LITTLE ROCK — A push to collect DNA samples from the relatives of missing people helped link the case of an east Arkansas man who disappeared in 2001 to a set of skeletal remains found in 2011, law enforcement officials said Friday.
Arkansas last year sponsored an event to collect genetic material in an effort to link DNA to some of the estimated 40,000 sets of unidentified remains found in the United States.
Attorney General Dustin McDaniel said Friday that DNA collected from relatives of Tommy Lee Newingham matched that from bones found in Memphis, Tenn. Newingham, from nearby Earle, disappeared shortly before his car was found in Memphis. His then-unidentified skeletal remains were found in 2011, not far from where his car had turned up.
"I am grateful that the Newingham family can now begin to seek closure after 12 years of uncertainty," McDaniel said in a statement. "Through modern DNA analysis, our law enforcement agencies continue to solve these cases. However, there are more than 450 active missing persons cases in Arkansas alone, so there is much more work to be done."

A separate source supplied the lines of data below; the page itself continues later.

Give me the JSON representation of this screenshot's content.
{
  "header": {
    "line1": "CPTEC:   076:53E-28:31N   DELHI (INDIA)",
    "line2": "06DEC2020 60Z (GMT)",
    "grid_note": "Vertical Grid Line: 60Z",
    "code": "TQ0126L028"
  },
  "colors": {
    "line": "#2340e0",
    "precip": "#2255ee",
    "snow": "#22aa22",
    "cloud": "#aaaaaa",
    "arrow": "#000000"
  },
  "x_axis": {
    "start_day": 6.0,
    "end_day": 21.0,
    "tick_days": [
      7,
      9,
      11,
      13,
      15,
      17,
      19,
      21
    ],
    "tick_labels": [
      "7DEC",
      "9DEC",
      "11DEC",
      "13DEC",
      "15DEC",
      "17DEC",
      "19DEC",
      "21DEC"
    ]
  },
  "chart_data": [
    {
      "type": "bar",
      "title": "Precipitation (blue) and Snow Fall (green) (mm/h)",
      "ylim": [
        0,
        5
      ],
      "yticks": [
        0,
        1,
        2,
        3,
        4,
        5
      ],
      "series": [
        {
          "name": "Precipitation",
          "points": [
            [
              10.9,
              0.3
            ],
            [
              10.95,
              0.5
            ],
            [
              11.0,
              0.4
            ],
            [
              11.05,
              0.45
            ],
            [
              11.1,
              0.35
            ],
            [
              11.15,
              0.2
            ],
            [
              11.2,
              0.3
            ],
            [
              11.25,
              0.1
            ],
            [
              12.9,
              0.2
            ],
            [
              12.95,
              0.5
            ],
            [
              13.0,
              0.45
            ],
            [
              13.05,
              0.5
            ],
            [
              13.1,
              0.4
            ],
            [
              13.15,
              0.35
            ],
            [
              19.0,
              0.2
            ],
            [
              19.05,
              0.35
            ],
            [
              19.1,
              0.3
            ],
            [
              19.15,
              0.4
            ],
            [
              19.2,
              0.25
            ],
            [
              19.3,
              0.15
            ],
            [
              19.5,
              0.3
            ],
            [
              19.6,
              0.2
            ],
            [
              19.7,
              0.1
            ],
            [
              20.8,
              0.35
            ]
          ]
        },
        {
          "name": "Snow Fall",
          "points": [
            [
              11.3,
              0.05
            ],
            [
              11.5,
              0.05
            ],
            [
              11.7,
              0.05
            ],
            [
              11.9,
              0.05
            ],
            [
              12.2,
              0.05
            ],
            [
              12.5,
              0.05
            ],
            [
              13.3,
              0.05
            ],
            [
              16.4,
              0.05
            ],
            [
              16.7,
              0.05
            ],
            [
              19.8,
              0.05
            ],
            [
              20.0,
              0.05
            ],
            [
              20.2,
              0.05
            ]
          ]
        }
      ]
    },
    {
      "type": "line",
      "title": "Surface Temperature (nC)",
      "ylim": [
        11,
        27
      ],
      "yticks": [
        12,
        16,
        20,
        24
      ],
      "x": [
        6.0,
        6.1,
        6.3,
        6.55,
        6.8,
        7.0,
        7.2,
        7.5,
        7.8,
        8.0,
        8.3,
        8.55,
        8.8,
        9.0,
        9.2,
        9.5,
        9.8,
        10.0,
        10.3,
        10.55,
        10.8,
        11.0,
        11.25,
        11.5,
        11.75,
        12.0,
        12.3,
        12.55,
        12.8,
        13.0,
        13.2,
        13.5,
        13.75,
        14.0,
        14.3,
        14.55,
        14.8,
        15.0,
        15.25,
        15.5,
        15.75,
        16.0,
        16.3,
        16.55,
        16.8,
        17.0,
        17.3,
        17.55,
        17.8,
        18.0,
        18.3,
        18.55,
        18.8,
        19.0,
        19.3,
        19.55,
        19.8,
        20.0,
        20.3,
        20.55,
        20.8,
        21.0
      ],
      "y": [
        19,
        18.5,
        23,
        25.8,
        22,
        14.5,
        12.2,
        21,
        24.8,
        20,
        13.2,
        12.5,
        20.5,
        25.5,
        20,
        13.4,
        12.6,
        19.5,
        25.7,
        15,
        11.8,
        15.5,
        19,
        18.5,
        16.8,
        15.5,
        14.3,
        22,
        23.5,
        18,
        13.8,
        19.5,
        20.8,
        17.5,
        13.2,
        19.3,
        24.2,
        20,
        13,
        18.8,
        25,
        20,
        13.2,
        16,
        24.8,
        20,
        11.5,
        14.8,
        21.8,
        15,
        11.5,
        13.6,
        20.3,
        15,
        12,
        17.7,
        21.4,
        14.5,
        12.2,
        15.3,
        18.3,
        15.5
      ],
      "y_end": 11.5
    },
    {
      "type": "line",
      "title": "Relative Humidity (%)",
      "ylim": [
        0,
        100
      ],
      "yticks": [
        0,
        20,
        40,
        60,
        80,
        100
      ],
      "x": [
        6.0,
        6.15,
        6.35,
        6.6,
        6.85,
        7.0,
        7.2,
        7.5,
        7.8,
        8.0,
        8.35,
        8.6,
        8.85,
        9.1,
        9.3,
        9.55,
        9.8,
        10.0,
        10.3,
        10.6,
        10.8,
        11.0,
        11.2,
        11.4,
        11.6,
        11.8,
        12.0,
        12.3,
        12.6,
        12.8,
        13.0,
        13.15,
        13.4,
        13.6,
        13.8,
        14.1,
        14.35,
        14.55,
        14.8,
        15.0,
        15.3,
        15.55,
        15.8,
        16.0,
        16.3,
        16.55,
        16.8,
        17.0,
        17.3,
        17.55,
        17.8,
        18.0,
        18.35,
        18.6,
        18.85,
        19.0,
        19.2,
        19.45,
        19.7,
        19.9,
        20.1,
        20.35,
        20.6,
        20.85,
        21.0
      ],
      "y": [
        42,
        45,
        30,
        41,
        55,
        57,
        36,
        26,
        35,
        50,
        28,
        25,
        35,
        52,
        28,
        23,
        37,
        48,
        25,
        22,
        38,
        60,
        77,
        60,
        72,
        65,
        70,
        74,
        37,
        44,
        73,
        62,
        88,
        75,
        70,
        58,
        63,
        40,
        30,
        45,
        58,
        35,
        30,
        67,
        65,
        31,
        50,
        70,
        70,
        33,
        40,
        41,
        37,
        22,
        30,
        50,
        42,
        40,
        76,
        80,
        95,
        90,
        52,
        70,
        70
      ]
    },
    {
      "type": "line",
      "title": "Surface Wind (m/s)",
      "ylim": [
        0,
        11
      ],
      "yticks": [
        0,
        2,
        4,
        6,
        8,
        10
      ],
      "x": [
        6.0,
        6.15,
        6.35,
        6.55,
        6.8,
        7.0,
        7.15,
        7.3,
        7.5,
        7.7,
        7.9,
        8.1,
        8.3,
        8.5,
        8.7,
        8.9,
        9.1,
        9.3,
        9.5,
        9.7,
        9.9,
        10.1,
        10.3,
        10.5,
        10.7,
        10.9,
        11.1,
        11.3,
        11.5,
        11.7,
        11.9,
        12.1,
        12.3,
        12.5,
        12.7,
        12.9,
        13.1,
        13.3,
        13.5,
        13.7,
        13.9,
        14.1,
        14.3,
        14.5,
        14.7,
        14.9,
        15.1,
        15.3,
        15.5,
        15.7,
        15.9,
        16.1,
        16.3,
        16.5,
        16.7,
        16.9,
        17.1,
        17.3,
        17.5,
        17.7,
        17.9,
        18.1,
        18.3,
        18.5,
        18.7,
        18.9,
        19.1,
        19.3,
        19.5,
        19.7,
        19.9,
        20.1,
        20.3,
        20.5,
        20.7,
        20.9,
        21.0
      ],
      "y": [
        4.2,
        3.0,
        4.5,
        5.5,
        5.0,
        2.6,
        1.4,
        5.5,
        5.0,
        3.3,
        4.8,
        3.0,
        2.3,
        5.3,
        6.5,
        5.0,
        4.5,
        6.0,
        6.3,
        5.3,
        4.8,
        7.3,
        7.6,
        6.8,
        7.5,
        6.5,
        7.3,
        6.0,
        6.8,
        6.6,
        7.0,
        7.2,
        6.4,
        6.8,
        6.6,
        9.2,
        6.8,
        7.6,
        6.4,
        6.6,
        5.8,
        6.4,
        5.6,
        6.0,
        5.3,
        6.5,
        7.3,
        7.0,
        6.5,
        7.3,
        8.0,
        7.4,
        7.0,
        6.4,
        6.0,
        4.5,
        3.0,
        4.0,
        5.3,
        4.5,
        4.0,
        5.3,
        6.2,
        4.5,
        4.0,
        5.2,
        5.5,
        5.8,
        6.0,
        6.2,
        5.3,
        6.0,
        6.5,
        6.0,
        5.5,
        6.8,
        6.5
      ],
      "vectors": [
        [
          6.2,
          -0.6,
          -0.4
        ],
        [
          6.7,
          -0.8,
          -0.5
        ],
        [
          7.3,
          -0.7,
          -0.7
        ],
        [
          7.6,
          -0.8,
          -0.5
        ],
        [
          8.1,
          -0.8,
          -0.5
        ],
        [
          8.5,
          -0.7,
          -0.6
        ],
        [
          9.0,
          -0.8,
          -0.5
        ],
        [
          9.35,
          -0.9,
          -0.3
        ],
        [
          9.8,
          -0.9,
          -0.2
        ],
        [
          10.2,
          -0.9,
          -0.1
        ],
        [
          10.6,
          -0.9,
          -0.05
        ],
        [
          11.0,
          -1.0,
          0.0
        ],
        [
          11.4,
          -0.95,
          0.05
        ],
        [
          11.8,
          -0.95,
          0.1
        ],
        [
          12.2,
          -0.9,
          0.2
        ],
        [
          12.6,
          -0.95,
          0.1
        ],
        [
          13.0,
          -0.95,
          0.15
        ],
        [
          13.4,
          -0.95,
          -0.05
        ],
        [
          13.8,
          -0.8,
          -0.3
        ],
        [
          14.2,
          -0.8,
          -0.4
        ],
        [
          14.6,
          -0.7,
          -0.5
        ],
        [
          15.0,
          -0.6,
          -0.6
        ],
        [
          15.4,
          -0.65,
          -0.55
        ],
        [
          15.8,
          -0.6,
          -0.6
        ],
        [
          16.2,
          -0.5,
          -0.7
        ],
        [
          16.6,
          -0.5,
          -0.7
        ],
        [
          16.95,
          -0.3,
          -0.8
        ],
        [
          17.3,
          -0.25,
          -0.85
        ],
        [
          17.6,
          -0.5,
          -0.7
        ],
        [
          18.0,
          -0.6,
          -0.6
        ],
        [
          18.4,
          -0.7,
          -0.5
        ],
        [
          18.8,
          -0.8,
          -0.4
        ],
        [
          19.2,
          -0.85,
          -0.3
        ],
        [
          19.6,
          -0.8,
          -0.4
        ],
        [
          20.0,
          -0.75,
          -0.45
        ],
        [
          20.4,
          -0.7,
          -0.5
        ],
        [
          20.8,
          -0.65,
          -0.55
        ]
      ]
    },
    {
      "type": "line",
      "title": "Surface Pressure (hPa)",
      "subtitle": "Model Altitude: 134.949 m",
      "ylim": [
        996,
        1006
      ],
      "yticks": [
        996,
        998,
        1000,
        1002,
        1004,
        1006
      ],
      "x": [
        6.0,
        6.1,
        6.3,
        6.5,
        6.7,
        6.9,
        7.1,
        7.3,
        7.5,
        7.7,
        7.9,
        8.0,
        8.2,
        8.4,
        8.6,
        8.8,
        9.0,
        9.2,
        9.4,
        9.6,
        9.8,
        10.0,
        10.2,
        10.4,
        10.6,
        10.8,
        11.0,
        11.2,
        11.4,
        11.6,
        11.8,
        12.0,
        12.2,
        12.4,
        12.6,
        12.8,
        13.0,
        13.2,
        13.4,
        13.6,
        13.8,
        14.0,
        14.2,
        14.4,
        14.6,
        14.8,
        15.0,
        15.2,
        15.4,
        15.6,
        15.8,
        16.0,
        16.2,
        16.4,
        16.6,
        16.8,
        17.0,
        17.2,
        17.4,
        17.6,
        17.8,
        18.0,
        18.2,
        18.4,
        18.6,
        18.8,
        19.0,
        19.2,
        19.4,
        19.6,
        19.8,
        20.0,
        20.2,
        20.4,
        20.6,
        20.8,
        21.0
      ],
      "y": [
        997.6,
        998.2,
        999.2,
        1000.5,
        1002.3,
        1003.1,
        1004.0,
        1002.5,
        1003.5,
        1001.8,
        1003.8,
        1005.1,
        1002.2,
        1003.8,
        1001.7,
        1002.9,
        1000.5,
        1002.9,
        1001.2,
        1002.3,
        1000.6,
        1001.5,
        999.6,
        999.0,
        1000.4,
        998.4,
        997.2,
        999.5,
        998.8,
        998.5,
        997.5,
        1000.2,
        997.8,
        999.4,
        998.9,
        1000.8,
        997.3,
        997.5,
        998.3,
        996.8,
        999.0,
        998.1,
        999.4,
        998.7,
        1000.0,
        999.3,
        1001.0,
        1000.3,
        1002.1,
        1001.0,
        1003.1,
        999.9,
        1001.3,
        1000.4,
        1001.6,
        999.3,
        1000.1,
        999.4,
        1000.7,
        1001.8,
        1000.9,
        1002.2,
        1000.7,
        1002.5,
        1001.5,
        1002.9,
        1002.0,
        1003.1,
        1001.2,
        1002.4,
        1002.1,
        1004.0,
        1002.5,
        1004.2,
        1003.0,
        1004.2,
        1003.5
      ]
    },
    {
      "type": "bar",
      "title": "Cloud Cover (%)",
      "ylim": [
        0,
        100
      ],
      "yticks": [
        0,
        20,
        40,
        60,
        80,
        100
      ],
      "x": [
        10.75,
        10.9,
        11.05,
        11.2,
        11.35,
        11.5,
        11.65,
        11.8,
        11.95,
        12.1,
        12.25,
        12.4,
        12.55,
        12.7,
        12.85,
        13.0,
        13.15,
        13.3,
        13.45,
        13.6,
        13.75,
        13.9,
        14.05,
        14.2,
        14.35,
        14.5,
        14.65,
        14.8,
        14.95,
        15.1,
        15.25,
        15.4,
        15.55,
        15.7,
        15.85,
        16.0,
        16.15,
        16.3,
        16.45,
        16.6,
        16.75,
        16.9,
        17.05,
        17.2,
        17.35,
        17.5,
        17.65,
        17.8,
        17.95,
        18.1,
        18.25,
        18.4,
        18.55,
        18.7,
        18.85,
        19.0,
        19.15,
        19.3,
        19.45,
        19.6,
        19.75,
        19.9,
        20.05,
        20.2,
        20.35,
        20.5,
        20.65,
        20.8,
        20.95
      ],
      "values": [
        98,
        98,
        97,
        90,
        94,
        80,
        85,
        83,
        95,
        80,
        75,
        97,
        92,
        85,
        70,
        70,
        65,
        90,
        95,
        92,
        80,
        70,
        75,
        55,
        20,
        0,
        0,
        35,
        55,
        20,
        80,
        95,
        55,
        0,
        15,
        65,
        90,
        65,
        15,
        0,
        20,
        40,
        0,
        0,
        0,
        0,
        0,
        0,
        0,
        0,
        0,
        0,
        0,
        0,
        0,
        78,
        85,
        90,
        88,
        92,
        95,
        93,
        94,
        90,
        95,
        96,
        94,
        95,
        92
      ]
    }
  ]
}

While Arkansas has a small fraction of the nation’s missing persons reports, the DNA it collects is compared to information in a national database. Michigan and New York have had statewide events previously, and Arkansas hopes to hold another collection event this year.
Newingham’s remains were identified Wednesday based on samples some of his relatives provided to Arkansas’ crime lab last year.
Memphis police spokeswoman Sgt. Karen Rudolph said Friday they had not figured out how Newingham died.
Mike Callender, the chief investigator for the Crittenden County sheriff in east Arkansas, said he visited Newingham’s family Thursday.
"Even though they had resigned themselves to the fact several years ago that Tommy was dead, there’s always a momma’s uncertainly and a hope that maybe, just maybe, he would turn up," Callender said. "But with this there’s some closure."